Taipei, April 3 (CNA) A survey of U.S. international relations experts conducted after the Russian invasion of Ukraine has found an increase in support for possible U.S. responses to a Chinese attack on Taiwan, but still only very limited backing for direct military intervention.

The poll, conducted by the Teaching, Research & International Policy (TRIP) Project at William & Mary, with the support of the Carnegie Corporation of New York, between March 10-14, asked 866 scholars at American universities what the U.S. should do "if China uses military force against Taiwan in the coming months."

It compared their responses with those collected in two earlier surveys conducted in April-May 2021 and December 2021-January 2022.

The surveys all revealed consistently high support for placing sanctions on Chinese leaders in the event of an attack, ranging from a low of 87 percent in the first poll to a high of 94 percent in the most recent one.

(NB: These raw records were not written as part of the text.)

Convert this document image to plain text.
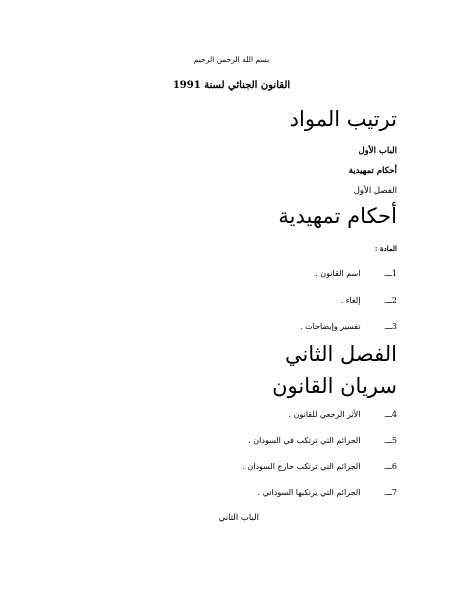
بسم الله الرحمن الرحيم
القانون الجنائي لسنة 1991
ترتيب المواد
الباب الأول
أحكام تمهيدية
الفصل الأول
أحكام تمهيدية
المادة :
1ـــ اسم القانون .
2ـــ إلغاء .
3ـــ تفسير وإيضاحات .
الفصل الثاني
سريان القانون
4ـــ الأثر الرجعي للقانون .
5ـــ الجرائم التي ترتكب في السودان .
6ـــ الجرائم التي ترتكب خارج السودان .
7ـــ الجرائم التي يرتكبها السوداني .
الباب الثاني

Meanwhile, the new survey found that 83 percent of respondents would support sending additional arms and military supplies to Taiwan, up 13 percentage points from the 70-percent support recorded in January.

In terms of a U.S. military response, 72 percent of experts said they would favor "deploying U.S. military forces to the region" in response to a Chinese attack, up from a low of 63 percent recorded in January and the 70 percent recorded last May.

Only 18 percent of those interviewed, however, said the U.S. should "initiate direct military operations against Chinese military forces," in comparison to 11 percent in the May 2021 poll and 8 percent support in January 2022.

Finally, just under half of the experts (49 percent) said the U.S. should initiate cyberattacks on China if it attacks Taiwan, up slightly from the 43 percent and 42 percent reported in the earlier surveys.

Of the three surveys, the one conducted in January 2022 generally showed the least enthusiasm for a U.S. response, possibly in reaction to the United States' chaotic withdrawal from Afghanistan in August 2021.

The highest level of support for a U.S. response was found in the latest survey, conducted just weeks after Russia invaded Ukraine on Feb. 24.

The survey results were reported in Foreign Policy magazine on March 31.